Nach § 851 Abs.1 ZPO ist eine For­de­rung nur pfänd­bar, wenn sie über­trag­bar ist. Damit ver­weist die Norm unter ande­rem auf § 399 BGB. Danach kann eine For­de­rung nicht abge­tre­ten wer­den, wenn die Leis­tung an einen ande­ren als den ursprüng­li­chen Gläu­bi­ger nicht ohne Ver­än­de­rung ihres Inhalts erfol­gen kann. Hier­zu gehö­ren zweck­ge­bun­de­ne For­de­run­gen, soweit der Zweck­bin­dung ein schutz­wür­di­ges Inter­es­se zugrun­de liegt (BGH, 10.03.2021, VII ZB 24/​20).
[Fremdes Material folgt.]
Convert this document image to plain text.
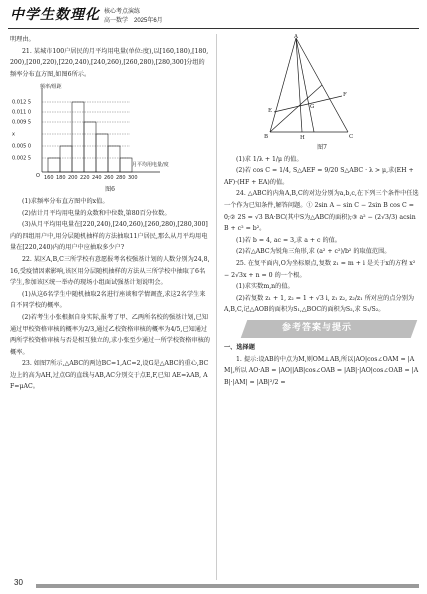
中学生数理化 核心考点演练
高一数学　2025年6月
明理由。
21. 某城市100户居民的月平均用电量(单位:度),以[160,180),[180,200),[200,220),[220,240),[240,260),[260,280),[280,300]分组的频率分布直方图,如图6所示。
频率/组距
O
0.012 5
0.011 0
0.009 5
x
0.005 0
0.002 5
160 180 200 220 240 260 280 300
月平均用电量/度
图6
(1)求频率分布直方图中的x值。
(2)估计月平均用电量的众数和中位数,第80百分位数。
(3)从月平均用电量在[220,240),[240,260),[260,280),[280,300]内的四组用户中,用分层随机抽样的方法抽取11户居民,那么从月平均用电量在[220,240)内的用户中应抽取多少户?
22. 某区A,B,C三所学校有意愿报考名校强基计划的人数分别为24,8,16,受疫情因素影响,该区用分层随机抽样的方法从三所学校中抽取了6名学生,参加该区统一举办的现场小组面试强基计划说明会。
(1)从这6名学生中随机抽取2名进行座谈和学情调查,求这2名学生来自不同学校的概率。
(2)若考生小张根据自身实际,报考了甲、乙两所名校的强基计划,已知通过甲校资格审核的概率为2/3,通过乙校资格审核的概率为4/5,已知通过两所学校资格审核与否是相互独立的,求小张至少通过一所学校资格审核的概率。
23. 如图7所示,△ABC的两边BC=1,AC=2,设G是△ABC的重心,BC边上的高为AH,过点G的直线与AB,AC分别交于点E,F,已知 AE=λAB, AF=μAC。
A
E
G
F
B	H	C
图7
(1)求 1/λ + 1/μ 的值。
(2)若 cos C = 1/4, S△AEF = 9/20 S△ABC · λ > μ,求(EH + AF)·(HF + EA)的值。
24. △ABC的内角A,B,C的对边分别为a,b,c,在下列三个条件中任选一个作为已知条件,解答问题。① 2sin A − sin C − 2sin B cos C = 0;② 2S = √3 BA·BC(其中S为△ABC的面积);③ a² − (2√3/3) acsin B + c² = b²。
(1)若 b = 4, ac = 3,求 a + c 的值。
(2)若△ABC为锐角三角形,求 (a² + c²)/b² 的取值范围。
25. 在复平面内,O为坐标原点,复数 z₁ = m + i 是关于x的方程 x² − 2√3x + n = 0 的一个根。
(1)求实数m,n的值。
(2)若复数 z₁ + 1, z₂ = 1 + √3 i, z₁ z₂, z₂/z₁ 所对应的点分别为A,B,C,记△AOB的面积为S₁,△BOC的面积为S₂,求 S₁/S₂。
参考答案与提示
一、选择题
1. 提示:设AB的中点为M,则OM⊥AB,所以|AO|cos∠OAM = |AM|,所以 AO·AB = |AO||AB|cos∠OAB = |AB|·|AO|cos∠OAB = |AB|·|AM| = |AB|²/2 =
30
Für den Fall der staat­li­chen Coro­na-Hil­fe hat der BGH (BGH, 10.03.2021, VII ZB 24/​20) das Vor­lie­gen die­ser Vor­aus­set­zun­gen ange­nom­men. Die­se die­ne nach den Aus­füh­run­gen des BGH zur Abmil­de­rung der finan­zi­el­len Not­la­gen des betrof­fe­nen Unter­neh­mens bzw. des Selb­stän­di­gen im Zusam­men­hang mit der COVID-19-Pan­de­mie. Sie soll­te jedoch nicht lau­fen­den Lebens­un­ter­halt abde­cken, son­dern insb. Liqui­di­täts­eng­päs­se, die seit dem 01.03.2020 im Zusam­men­hang mit der COVID-19-Pan­de­mie ent­stan­den sind, über­brü­cken. Aus­drück­lich nicht erfasst waren wirt­schaft­li­che Schwie­rig­kei­ten oder Liqui­di­täts­eng­päs­se, die vor dem 01.03.2020 ent­stan­den waren. Die Mit­tel waren nach BGH zur Finan­zie­rung von Ver­bind­lich­kei­ten für fort­lau­fen­de erwerbs­mä­ßi­ge Sach- und Finanz­aus­ga­ben vor­ge­se­hen. Der Zah­lungs­emp­fän­ger hat­te dabei auch die zweck­ent­spre­chen­de Ver­wen­dung zu ver­ant­wor­ten und wäre sogar zur Rück­zah­lung ver­pflich­tet, wenn die Vor­aus­set­zun­gen der Bewil­li­gung nicht vor­ge­le­gen haben.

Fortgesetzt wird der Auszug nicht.